Re: [PATCH v3 1/5] t4001: add a test comparing basename similarity and content similarity

Junio C Hamano <gitster@xxxxxxxxx> · Sat, 13 Feb 2021 17:32:40 -0800

I do not consider "the same file changed in place" the same as "we
seem to have lost a file in the old tree, ah, we found one that has
the same basename in a different directory" at all, so your argument
still does not make any sense to me, sorry.

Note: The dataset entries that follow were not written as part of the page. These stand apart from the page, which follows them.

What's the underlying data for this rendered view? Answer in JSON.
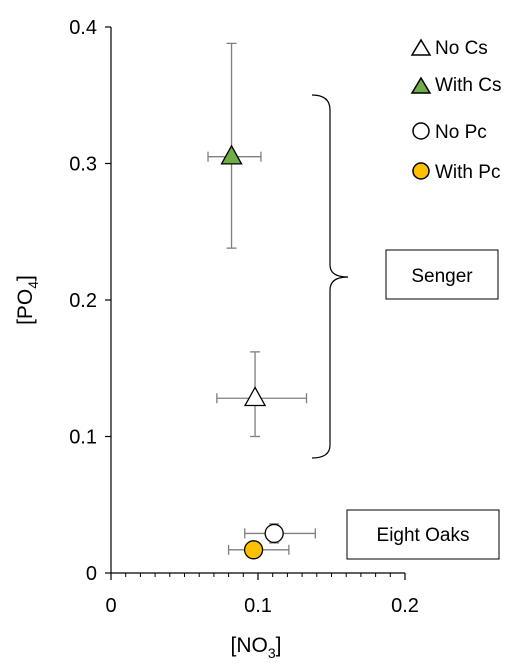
{
  "chart_data": {
    "type": "scatter",
    "xlabel": "[NO",
    "xlabel_sub": "3",
    "xlabel_close": "]",
    "ylabel": "[PO",
    "ylabel_sub": "4",
    "ylabel_close": "]",
    "xlim": [
      0,
      0.2
    ],
    "ylim": [
      0,
      0.4
    ],
    "x_ticks": [
      0,
      0.1,
      0.2
    ],
    "x_tick_labels": [
      "0",
      "0.1",
      "0.2"
    ],
    "y_ticks": [
      0,
      0.1,
      0.2,
      0.3,
      0.4
    ],
    "y_tick_labels": [
      "0",
      "0.1",
      "0.2",
      "0.3",
      "0.4"
    ],
    "grid": false,
    "legend_position": "top-right",
    "series": [
      {
        "name": "No Cs",
        "marker": "triangle",
        "fill": "#ffffff",
        "points": [
          {
            "x": 0.098,
            "y": 0.128,
            "xerr_low": 0.072,
            "xerr_high": 0.133,
            "yerr_low": 0.1,
            "yerr_high": 0.162
          }
        ]
      },
      {
        "name": "With Cs",
        "marker": "triangle",
        "fill": "#70ad47",
        "points": [
          {
            "x": 0.082,
            "y": 0.305,
            "xerr_low": 0.066,
            "xerr_high": 0.102,
            "yerr_low": 0.238,
            "yerr_high": 0.388
          }
        ]
      },
      {
        "name": "No Pc",
        "marker": "circle",
        "fill": "#ffffff",
        "points": [
          {
            "x": 0.111,
            "y": 0.029,
            "xerr_low": 0.091,
            "xerr_high": 0.139,
            "yerr_low": 0.022,
            "yerr_high": 0.036
          }
        ]
      },
      {
        "name": "With Pc",
        "marker": "circle",
        "fill": "#ffc000",
        "points": [
          {
            "x": 0.097,
            "y": 0.017,
            "xerr_low": 0.08,
            "xerr_high": 0.121,
            "yerr_low": 0.017,
            "yerr_high": 0.017
          }
        ]
      }
    ],
    "annotations": [
      {
        "label": "Senger",
        "kind": "brace-group",
        "y_range": [
          0.085,
          0.35
        ]
      },
      {
        "label": "Eight Oaks",
        "kind": "box"
      }
    ]
  }
}
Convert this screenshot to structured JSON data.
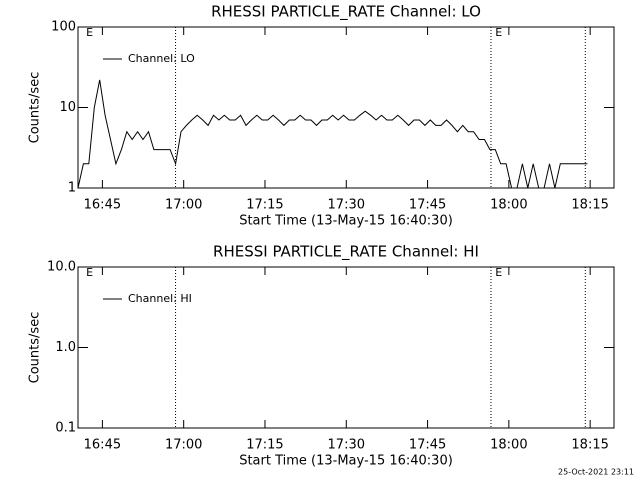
{
  "chart_data": [
    {
      "type": "line",
      "title": "RHESSI PARTICLE_RATE Channel: LO",
      "x_label": "Start Time (13-May-15 16:40:30)",
      "y_label": "Counts/sec",
      "ylog": true,
      "legend": "upper left",
      "xlim": [
        1000.5,
        1099.4
      ],
      "xticks": [
        {
          "value": 1005,
          "label": "16:45"
        },
        {
          "value": 1020,
          "label": "17:00"
        },
        {
          "value": 1035,
          "label": "17:15"
        },
        {
          "value": 1050,
          "label": "17:30"
        },
        {
          "value": 1065,
          "label": "17:45"
        },
        {
          "value": 1080,
          "label": "18:00"
        },
        {
          "value": 1095,
          "label": "18:15"
        }
      ],
      "ylim": [
        1,
        100
      ],
      "yticks": [
        100,
        10,
        1
      ],
      "vlines": [
        1018.5,
        1076.7,
        1094.1
      ],
      "annotations": [
        {
          "x": 1002,
          "text": "E"
        },
        {
          "x": 1077.5,
          "text": "E"
        }
      ],
      "x": [
        1000.5,
        1001.5,
        1002.5,
        1003.5,
        1004.5,
        1005.5,
        1006.5,
        1007.5,
        1008.5,
        1009.5,
        1010.5,
        1011.5,
        1012.5,
        1013.5,
        1014.5,
        1015.5,
        1016.5,
        1017.5,
        1018.5,
        1019.5,
        1020.5,
        1021.5,
        1022.5,
        1023.5,
        1024.5,
        1025.5,
        1026.5,
        1027.5,
        1028.5,
        1029.5,
        1030.5,
        1031.5,
        1032.5,
        1033.5,
        1034.5,
        1035.5,
        1036.5,
        1037.5,
        1038.5,
        1039.5,
        1040.5,
        1041.5,
        1042.5,
        1043.5,
        1044.5,
        1045.5,
        1046.5,
        1047.5,
        1048.5,
        1049.5,
        1050.5,
        1051.5,
        1052.5,
        1053.5,
        1054.5,
        1055.5,
        1056.5,
        1057.5,
        1058.5,
        1059.5,
        1060.5,
        1061.5,
        1062.5,
        1063.5,
        1064.5,
        1065.5,
        1066.5,
        1067.5,
        1068.5,
        1069.5,
        1070.5,
        1071.5,
        1072.5,
        1073.5,
        1074.5,
        1075.5,
        1076.5,
        1077.5,
        1078.5,
        1079.5,
        1080.5,
        1081.5,
        1082.5,
        1083.5,
        1084.5,
        1085.5,
        1086.5,
        1087.5,
        1088.5,
        1089.5,
        1090.5,
        1091.5,
        1092.5,
        1093.5,
        1094.5
      ],
      "series": [
        {
          "name": "Channel: LO",
          "color": "#000000",
          "values": [
            1,
            2,
            2,
            10,
            22,
            8,
            4,
            2,
            3,
            5,
            4,
            5,
            4,
            5,
            3,
            3,
            3,
            3,
            2,
            5,
            6,
            7,
            8,
            7,
            6,
            8,
            7,
            8,
            7,
            7,
            8,
            6,
            7,
            8,
            7,
            7,
            8,
            7,
            6,
            7,
            7,
            8,
            7,
            7,
            6,
            7,
            7,
            8,
            7,
            8,
            7,
            7,
            8,
            9,
            8,
            7,
            8,
            7,
            7,
            8,
            7,
            6,
            7,
            7,
            6,
            7,
            6,
            6,
            7,
            6,
            5,
            6,
            5,
            5,
            4,
            4,
            3,
            3,
            2,
            2,
            1,
            1,
            2,
            1,
            2,
            1,
            1,
            2,
            1,
            2,
            2,
            2,
            2,
            2,
            2
          ]
        }
      ]
    },
    {
      "type": "line",
      "title": "RHESSI PARTICLE_RATE Channel: HI",
      "x_label": "Start Time (13-May-15 16:40:30)",
      "y_label": "Counts/sec",
      "ylog": true,
      "legend": "upper left",
      "xlim": [
        1000.5,
        1099.4
      ],
      "xticks": [
        {
          "value": 1005,
          "label": "16:45"
        },
        {
          "value": 1020,
          "label": "17:00"
        },
        {
          "value": 1035,
          "label": "17:15"
        },
        {
          "value": 1050,
          "label": "17:30"
        },
        {
          "value": 1065,
          "label": "17:45"
        },
        {
          "value": 1080,
          "label": "18:00"
        },
        {
          "value": 1095,
          "label": "18:15"
        }
      ],
      "ylim": [
        0.1,
        10
      ],
      "yticks": [
        {
          "value": 10,
          "label": "10.0"
        },
        {
          "value": 1,
          "label": "1.0"
        },
        0.1
      ],
      "vlines": [
        1018.5,
        1076.7,
        1094.1
      ],
      "annotations": [
        {
          "x": 1002,
          "text": "E"
        },
        {
          "x": 1077.5,
          "text": "E"
        }
      ],
      "x": [],
      "series": [
        {
          "name": "Channel: HI",
          "color": "#000000",
          "values": []
        }
      ]
    }
  ],
  "footer": "25-Oct-2021 23:11"
}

2021年2月13日(土) 17:25 Elijah Newren <newren@xxxxxxxxx>:
>
> On Sat, Feb 13, 2021 at 3:56 PM Junio C Hamano <gitster@xxxxxxxxx> wrote:
> >
> > Elijah Newren <newren@xxxxxxxxx> writes:
> >
> > > This is not true.  If src/main.c is 99% similar to src/foo.c, and is
> > > 0% similar to the src/main.c in the new commit, we match the old
> > > src/main.c to the new src/main.c despite being far more similar
> > > src/foo.c.  Unless break detection is turned on, we do not allow
> > > content similarity to trump (full) filename equality.
> >
> > Absolutely.  And we are talking about a new optimization that kicks
> > in only when there is no break or no copy detection going on, no?
>
> Yes, precisely, we are only considering cases without break
> detection...and thus we are considering cases where for the last 15
> years or more, sufficiently large filename similarity (an exact
> fullname match) trumps any level of content similarity.  I think it is
> useful to note that while my optimization is adding more
> considerations that can overrule maximal content similarity, it is not
> the first such code choice to do that.
>
> But let me back up a bit...
>
> When I submitted the series, you and Stolee went into a long
> discussion about an optimization that I didn't submit, one that feels
> looser on "matching" than anything I submitted, and which I think
> might counter-intuitively reduce performance rather than aid it.  (The
> performance side only comes into view in combination with later
> series, but it was why I harped so much since then on only comparing
> against at most one other file in the steps before full inexact rename
> detection.)  I was quite surprised by the diversion, but it made it
> clear to me that my descriptions and commit messages were far too
> vague and could be read to imply a completely different algorithm than
> I intended.  So, I tried to be far more careful in subsequent
> iterations by adding wider context and contrasts.
>
> Further, after I wrote various things to try to clarify the
> misunderstandings, I noticed that Stolee picked out one thing and
> stated that "This idea of optimizing first for 100% filename
> similarity is a good perspective on Git's rename detection algorithm."
> (see https://lore.kernel.org/git/57d30e7d-7727-8d98-e3ef-bcfeebf9edd3@xxxxxxxxx/)
>  So, that particular point seemed to help him understand more, and
> thus might be useful extra context for others reading along now or in
> the future.
>
> Given all the above, I was trying to address earlier misunderstandings
> and provide more context.  Perhaps I swung the pendulum too far and
> talked too much about other cases, or perhaps I just worded things
> poorly again.  All I was attempting to do in the commit message was
> point out the multiple basic rules with filename and content
> similarity, to lay the groundwork for new rules that do alternative
> weightings.
>
> Anyway, I've added a few more tweaks to try to improve the wording for
> the next round I'll submit today.  Given my track record so far, it
> would not be surprising if it still needed more tweaks.